Consider the function:
$$ f_{q}\left(x\right)=x+x^{q} $$
where $q\in\mathbb{Q},q>0$ and $x \in \mathbb{R}$, $x\geq 0$.
I am wondering what would be a method for inverting this function. It is monotone increasing on the non-negative reals as far as I see and so should be invertible.
Is there a closed form for the inverse function? Otherwise, could we express it as a series or an integral perhaps?
Thank you
Using Lagrange reversion:
$$x^q+x=a\implies x=a+\sum_{n=1}^\infty\frac{(-1)^n}{n!}\frac{d^{n-1}a^{qn}}{da^{n-1}}$$
and evaluating with factorial power $u^{(v)}$:
$$a+\sum_{n=1}^\infty\frac{(-1)^n}{n!}\frac{d^{n-1}a^{qn}}{da^{n-1}} = a+\sum_{n=1}^\infty\frac{(-1)^n}{n!}(qn)^{(n-1)}a^{(q-1)n+1}= a+\sum_{n=1}^\infty\frac{(-1)^n a^{(q-1)n+1}(qn)!}{((q-1)n+1)!n!} $$
Test the formula and look at “Substitution”

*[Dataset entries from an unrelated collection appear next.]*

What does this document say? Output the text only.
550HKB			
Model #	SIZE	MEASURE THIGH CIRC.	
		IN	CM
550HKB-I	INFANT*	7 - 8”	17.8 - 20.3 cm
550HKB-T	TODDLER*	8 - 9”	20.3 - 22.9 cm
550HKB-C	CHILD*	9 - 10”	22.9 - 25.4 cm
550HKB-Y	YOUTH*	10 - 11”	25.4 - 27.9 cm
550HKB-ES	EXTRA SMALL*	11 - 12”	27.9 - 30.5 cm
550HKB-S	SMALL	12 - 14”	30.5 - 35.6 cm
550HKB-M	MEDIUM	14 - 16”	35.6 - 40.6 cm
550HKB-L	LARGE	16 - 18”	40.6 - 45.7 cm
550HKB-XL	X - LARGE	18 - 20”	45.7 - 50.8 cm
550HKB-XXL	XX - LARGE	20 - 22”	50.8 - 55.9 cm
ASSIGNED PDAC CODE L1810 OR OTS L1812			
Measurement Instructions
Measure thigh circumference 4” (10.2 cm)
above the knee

For $q\in\Bbb N$ there is a pattern with the hypergeometric function $_u\text F_v(…)$:
$$\boxed{x^q+x=a\implies x=a\,_{q-1}\text F_{q-2}\left(\frac1q,\dots,1-\frac1q;\frac{2}{q-1},\dots,\frac{q+1}{q-1};-\frac{q^qa^{q-1}}{(q-1)^{q-1}}\right),|a|\le(q-1)q^\frac q{1-q}}$$
I wonder if $q\in\Bbb Q$ is expressible in terms of the hypergeometric function?